I appreciate that this may seem a rhetorical question, but honestly ask yourself what your is goal when you are out networking. Are you just out for the socialising in the hope you may meet someone that may need your business or be a useful contact? Progressing on from our last Networking 101 post on how to filter prospects from suspects. You need to have you a plan of action with clearly defined goals and strategy for your networking or else your activity will be haphazard and a waste of your valuable time, as you will only be grazing in the networking pastures of suspects.
If you haven’t already, set yourself some goals for your networking activity.
Ask yourself the following 3 questions:
- What are you trying to achieve with your networking?
- Who do you want or need to meet?
- How will you know when you have achieved these goals?
I can assure you that if you can answer these questions clearly you will be on the road to networking with a purpose. Remember the main reason why some people achieve their networking targets is that they are absolutely clear about their goals and objectives and do not deviate from them.
What defines and differentiates a networking goal from a business development goal? Are your networking goals your business development goals? Unfortunately not. Many people either don’t have networking goals or they assume they have networking goals because they know their new business targets. Your networking goals need to be very specific and with this in mind you should be able to achieve your business objectives.
For instance a networking goal to generate £5k of business via your business network every month is not a networking goal, it is a business development goal, in order to create a networking goal to achieve your business development targets you need to think about the activity that needs to be achieved to generate this return. It is simple really, your networking goals should contain reference to your network.
Here is an example of how you can map this out.
- Goal 1: By Q1 in Year 1, I will have generated new business via my inner circle and top 3 clients.
- Goal 2: By Q2 date in Year 1, I will have added 5 more A-lister to my inner circle from my top client introductions.
- Goal 3: By Q3 date in Year 1, I will have delivered a minimum of 5 client and new prospect workshops.
- Goal 4: By Q4 date in Year 1, I will have a minimum of 10 new clients from my networking activity.
The more specific your network goals, the easier it is to focus on your efforts. Remember, a failure to plan is a plan for failure.
The Sales and Marketing landscape has changed drastically in the past few years with the growth of Digital and Social Media. Therefore the time has come for you to look at your existing new business acquisition strategy and brush up or improve your existing networking skills. In the coming weeks we are going to provide you with valued insight in to how to Network better.
Promotional Products will provide you with no better means to help you network effectively, and well thought out collateral will make you stand out from the crowd. Business Cards, as good as they are in encapsulating all of your relevant details, still end up in a box in a drawer. Where you want your name and message to live is ‘front and centre’ on people’s Desks, in their Cars, Bags and/or Homes.
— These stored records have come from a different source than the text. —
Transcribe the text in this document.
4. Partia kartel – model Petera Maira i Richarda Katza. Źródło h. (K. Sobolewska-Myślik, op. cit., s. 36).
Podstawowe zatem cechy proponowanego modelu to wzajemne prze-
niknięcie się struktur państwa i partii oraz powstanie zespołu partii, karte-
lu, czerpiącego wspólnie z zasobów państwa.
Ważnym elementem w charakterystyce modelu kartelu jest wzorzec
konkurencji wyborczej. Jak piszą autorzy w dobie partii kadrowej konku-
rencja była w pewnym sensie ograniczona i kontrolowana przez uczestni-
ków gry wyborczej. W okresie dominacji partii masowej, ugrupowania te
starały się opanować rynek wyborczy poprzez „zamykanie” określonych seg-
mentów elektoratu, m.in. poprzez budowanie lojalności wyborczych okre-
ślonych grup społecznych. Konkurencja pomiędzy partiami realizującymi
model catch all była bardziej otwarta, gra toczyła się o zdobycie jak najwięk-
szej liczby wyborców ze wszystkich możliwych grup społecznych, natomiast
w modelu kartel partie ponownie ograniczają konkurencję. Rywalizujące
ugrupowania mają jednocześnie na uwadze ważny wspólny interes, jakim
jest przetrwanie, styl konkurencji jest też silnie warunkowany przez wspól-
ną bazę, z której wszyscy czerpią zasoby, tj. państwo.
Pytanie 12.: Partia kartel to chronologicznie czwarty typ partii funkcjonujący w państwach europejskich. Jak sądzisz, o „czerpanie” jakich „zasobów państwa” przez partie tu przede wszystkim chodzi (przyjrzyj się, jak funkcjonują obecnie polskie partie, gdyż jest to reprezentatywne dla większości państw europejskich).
Promotional Products will give your Brand that exposure as long as they are relevant and useful.
Tip 1: Do you know who you want to meet – How do you filter Prospects from Suspects?
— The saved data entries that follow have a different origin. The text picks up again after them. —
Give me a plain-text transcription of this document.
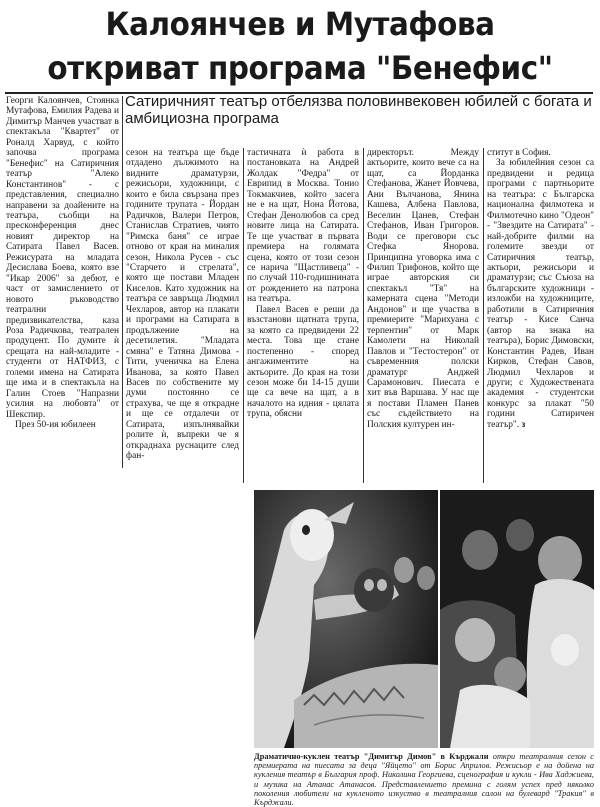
Калоянчев и Мутафова
откриват програма "Бенефис"
Сатиричният театър отбелязва половинвековен юбилей с богата и амбициозна програма

Георги Калоянчев, Стоянка Мутафова, Емилия Радева и Димитър Манчев участват в спектакъла "Квартет" от Роналд Харвуд, с който започва програма "Бенефис" на Сатиричния театър "Алеко Константинов" - с представления, специално направени за доайените на театъра, съобщи на пресконференция днес новият директор на Сатирата Павел Васев. Режисурата на младата Десислава Боева, която взе "Икар 2006" за дебют, е част от замислението от новото ръководство театрални предизвикателства, каза Роза Радичкова, театрален продуцент. По думите ѝ срещата на най-младите - студенти от НАТФИЗ, с големи имена на Сатирата ще има и в спектакъла на Галин Стоев "Напразни усилия на любовта" от Шекспир.

През 50-ия юбилеен

сезон на театъра ще бъде отдадено дължимото на видните драматурзи, режисьори, художници, с които е била свързана през годините трупата - Йордан Радичков, Валери Петров, Станислав Стратиев, чиято "Римска баня" се играе отново от края на миналия сезон, Никола Русев - със "Старчето и стрелата", която ще постави Младен Киселов. Като художник на театъра се завръща Людмил Чехларов, автор на плакати и програми на Сатирата в продължение на десетилетия. "Младата смяна" е Татяна Димова - Тити, ученичка на Елена Иванова, за която Павел Васев по собствените му думи постоянно се страхува, че ще я открадне и ще се отдалечи от Сатирата, изпълнявайки ролите ѝ, въпреки че я откраднаха руснаците след фан-

тастичната ѝ работа в постановката на Андрей Жолдак "Федра" от Еврипид в Москва. Тонио Токмакчиев, който засега не е на щат, Нона Йотова, Стефан Денолюбов са сред новите лица на Сатирата. Те ще участват в първата премиера на голямата сцена, която от този сезон се нарича "Щастливеца" - по случай 110-годишнината от рождението на патрона на театъра.

Павел Васев е реши да възстанови щатната трупа, за която са предвидени 22 места. Това ще стане постепенно - според ангажиментите на актьорите. До края на този сезон може би 14-15 души ще са вече на щат, а в началото на идния - цялата трупа, обясни

директорът. Между актьорите, които вече са на щат, са Йорданка Стефанова, Жанет Йовчева, Ани Вълчанова, Янина Кашева, Албена Павлова, Веселин Цанев, Стефан Стефанов, Иван Григоров. Води се преговори със Стефка Янорова. Принципна уговорка има с Филип Трифонов, който ще играе авторския си спектакъл "Тя" на камерната сцена "Методи Андонов" и ще участва в премиерите "Марихуана с терпентин" от Марк Камолети на Николай Павлов и "Тестостерон" от съвременния полски драматург Анджей Сарамонович. Пиесата е хит във Варшава. У нас ще я постави Пламен Панев със съдействието на Полския културен ин-

ститут в София.

За юбилейния сезон са предвидени и редица програми с партньорите на театъра: с Българска национална филмотека и Филмотечно кино "Одеон" - "Звездите на Сатирата" - най-добрите филми на големите звезди от Сатиричния театър, актьори, режисьори и драматурзи; със Съюза на българските художници - изложби на художниците, работили в Сатиричния театър - Кисе Санча (автор на знака на театъра), Борис Димовски, Константин Радев, Иван Кирков, Стефан Савов, Людмил Чехларов и други; с Художествената академия - студентски конкурс за плакат "50 години Сатиричен театър". з

Драматично-куклен театър "Димитър Димов" в Кърджали откри театралния сезон с премиерата на пиесата за деца "Яйцето" от Борис Априлов. Режисьор е на дойена на кукления театър в България проф. Николина Георгиева, сценография и кукли - Ива Хаджиева, и музика на Атанас Атанасов. Представлението премина с голям успех пред няколко поколения любители на кукленото изкуство в театралния салон на булевард "Тракия" в Кърджали.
Not everyone you meet will be important or relevant to you and your business going forward. What you need to identify is who are the most important people for you to meet, and then organise and communicate with them accordingly.
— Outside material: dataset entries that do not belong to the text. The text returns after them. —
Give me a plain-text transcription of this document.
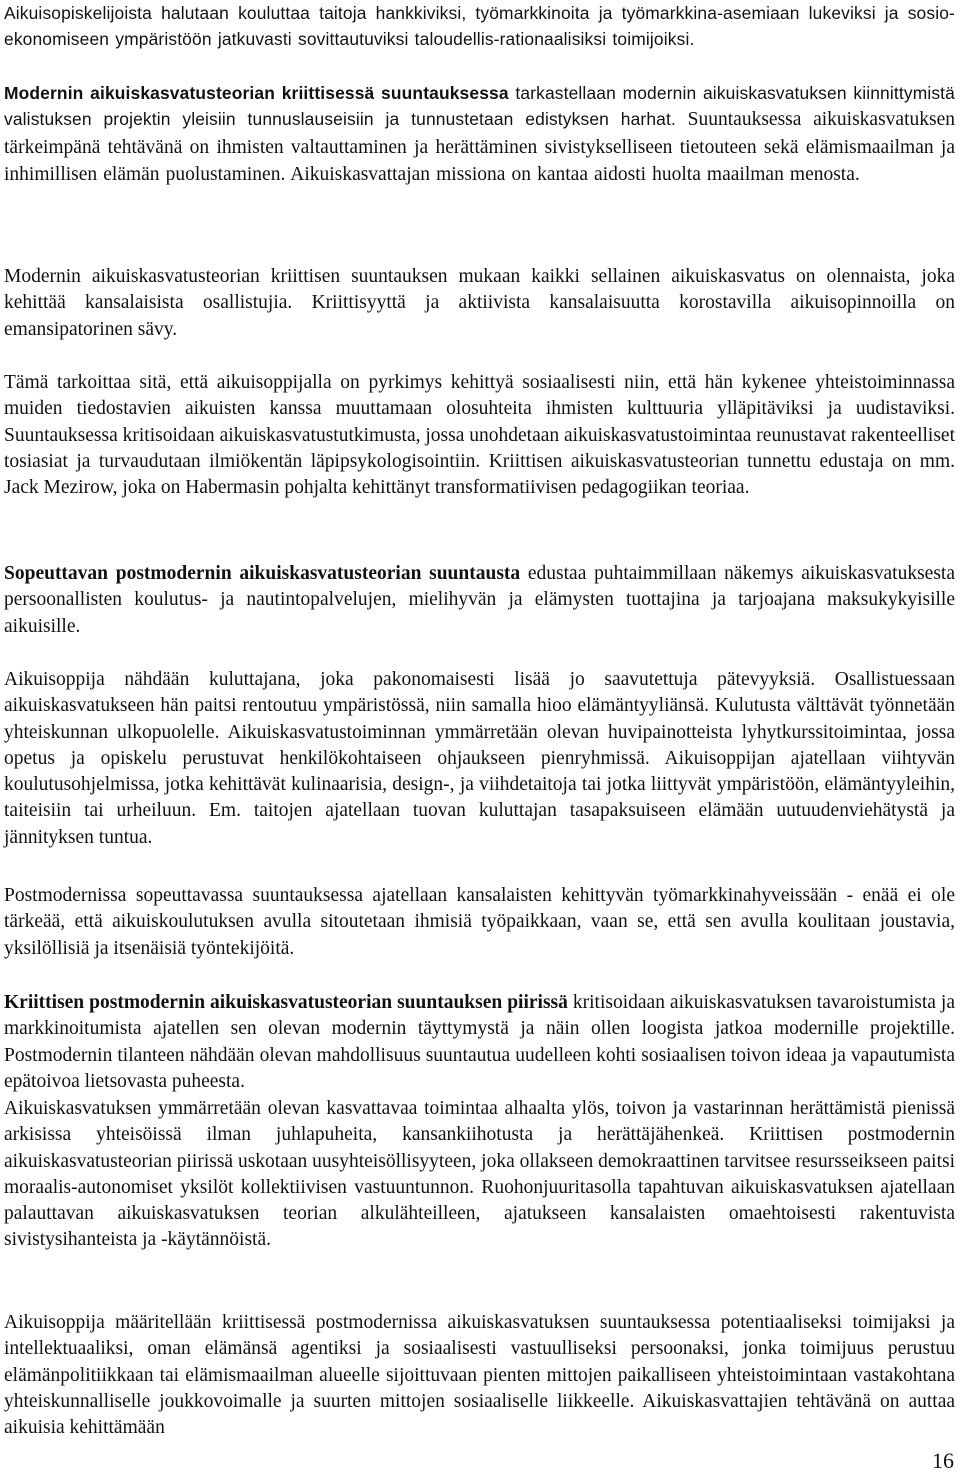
Aikuisopiskelijoista halutaan kouluttaa taitoja hankkiviksi, työmarkkinoita ja työmarkkina-asemiaan lukeviksi ja sosio-ekonomiseen ympäristöön jatkuvasti sovittautuviksi taloudellis-rationaalisiksi toimijoiksi.

Modernin aikuiskasvatusteorian kriittisessä suuntauksessa tarkastellaan modernin aikuiskasvatuksen kiinnittymistä valistuksen projektin yleisiin tunnuslauseisiin ja tunnustetaan edistyksen harhat. Suuntauksessa aikuiskasvatuksen tärkeimpänä tehtävänä on ihmisten valtauttaminen ja herättäminen sivistykselliseen tietouteen sekä elämismaailman ja inhimillisen elämän puolustaminen. Aikuiskasvattajan missiona on kantaa aidosti huolta maailman menosta.

Modernin aikuiskasvatusteorian kriittisen suuntauksen mukaan kaikki sellainen aikuiskasvatus on olennaista, joka kehittää kansalaisista osallistujia. Kriittisyyttä ja aktiivista kansalaisuutta korostavilla aikuisopinnoilla on emansipatorinen sävy.

Tämä tarkoittaa sitä, että aikuisoppijalla on pyrkimys kehittyä sosiaalisesti niin, että hän kykenee yhteistoiminnassa muiden tiedostavien aikuisten kanssa muuttamaan olosuhteita ihmisten kulttuuria ylläpitäviksi ja uudistaviksi. Suuntauksessa kritisoidaan aikuiskasvatustutkimusta, jossa unohdetaan aikuiskasvatustoimintaa reunustavat rakenteelliset tosiasiat ja turvaudutaan ilmiökentän läpipsykologisointiin. Kriittisen aikuiskasvatusteorian tunnettu edustaja on mm. Jack Mezirow, joka on Habermasin pohjalta kehittänyt transformatiivisen pedagogiikan teoriaa.

Sopeuttavan postmodernin aikuiskasvatusteorian suuntausta edustaa puhtaimmillaan näkemys aikuiskasvatuksesta persoonallisten koulutus- ja nautintopalvelujen, mielihyvän ja elämysten tuottajina ja tarjoajana maksukykyisille aikuisille.

Aikuisoppija nähdään kuluttajana, joka pakonomaisesti lisää jo saavutettuja pätevyyksiä. Osallistuessaan aikuiskasvatukseen hän paitsi rentoutuu ympäristössä, niin samalla hioo elämäntyyliänsä. Kulutusta välttävät työnnetään yhteiskunnan ulkopuolelle. Aikuiskasvatustoiminnan ymmärretään olevan huvipainotteista lyhytkurssitoimintaa, jossa opetus ja opiskelu perustuvat henkilökohtaiseen ohjaukseen pienryhmissä. Aikuisoppijan ajatellaan viihtyvän koulutusohjelmissa, jotka kehittävät kulinaarisia, design-, ja viihdetaitoja tai jotka liittyvät ympäristöön, elämäntyyleihin, taiteisiin tai urheiluun. Em. taitojen ajatellaan tuovan kuluttajan tasapaksuiseen elämään uutuudenviehätystä ja jännityksen tuntua.

Postmodernissa sopeuttavassa suuntauksessa ajatellaan kansalaisten kehittyvän työmarkkinahyveissään - enää ei ole tärkeää, että aikuiskoulutuksen avulla sitoutetaan ihmisiä työpaikkaan, vaan se, että sen avulla koulitaan joustavia, yksilöllisiä ja itsenäisiä työntekijöitä.

Kriittisen postmodernin aikuiskasvatusteorian suuntauksen piirissä kritisoidaan aikuiskasvatuksen tavaroistumista ja markkinoitumista ajatellen sen olevan modernin täyttymystä ja näin ollen loogista jatkoa modernille projektille. Postmodernin tilanteen nähdään olevan mahdollisuus suuntautua uudelleen kohti sosiaalisen toivon ideaa ja vapautumista epätoivoa lietsovasta puheesta.

Aikuiskasvatuksen ymmärretään olevan kasvattavaa toimintaa alhaalta ylös, toivon ja vastarinnan herättämistä pienissä arkisissa yhteisöissä ilman juhlapuheita, kansankiihotusta ja herättäjähenkeä. Kriittisen postmodernin aikuiskasvatusteorian piirissä uskotaan uusyhteisöllisyyteen, joka ollakseen demokraattinen tarvitsee resursseikseen paitsi moraalis-autonomiset yksilöt kollektiivisen vastuuntunnon. Ruohonjuuritasolla tapahtuvan aikuiskasvatuksen ajatellaan palauttavan aikuiskasvatuksen teorian alkulähteilleen, ajatukseen kansalaisten omaehtoisesti rakentuvista sivistysihanteista ja -käytännöistä.

Aikuisoppija määritellään kriittisessä postmodernissa aikuiskasvatuksen suuntauksessa potentiaaliseksi toimijaksi ja intellektuaaliksi, oman elämänsä agentiksi ja sosiaalisesti vastuulliseksi persoonaksi, jonka toimijuus perustuu elämänpolitiikkaan tai elämismaailman alueelle sijoittuvaan pienten mittojen paikalliseen yhteistoimintaan vastakohtana yhteiskunnalliselle joukkovoimalle ja suurten mittojen sosiaaliselle liikkeelle. Aikuiskasvattajien tehtävänä on auttaa aikuisia kehittämään

16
A simple classification system is a good place to start.
A List: These are contacts that are well connected within your industry, business community, and are likely to help you immediately or quickly achieve your business objectives. For instance they may become an advocate of your brand, become a good source of referrals, an introducer or potentially a new client.
B List: These are contacts that you have met and enjoyed their interaction and you will see them around and about at various events, but they are unlikely to immediately help you achieve your business objectives.
C List: These are contacts that you meet, but are very unlikely to have any impact on your future business activities.
Remember this system is different for everyone and should be applicable to your individual needs and can if required have additional lists. Once you have built a system that works for you then you can actively employ this classification system when you are out networking and manage your interactions accordingly. For instance an A List contact could receive a promotional goody that you have taken with you; a B List contact will receive a business card; and C list people may not even receive anything.
Remember not everyone is going to want to do business with you and in turn, you will not want to do the same. So once you have identified and understood this, you can begin to employ a system to filter out the prospects from the suspects. This will help you become a better networker and help you building better business relationships with those who will potentially become mutually beneficial contacts to you and your business.
“It is not the critic who counts; not the man who points out how the strong man stumbles, or where the doer of deeds could have done them better. The credit belongs to the man who is actually in the arena, whose face is marred by dust and sweat and blood, who strives valiantly; who errs and comes short again and again; because there is not effort without error and shortcomings; but who does actually strive to do the deed; who knows the great enthusiasm, the great devotion, who spends himself in a worthy cause, who at the best knows in the end the triumph of high achievement and who at the worst, if he fails, at least he fails while daring greatly. So that his place shall never be with those cold and timid souls who know neither victory nor defeat.”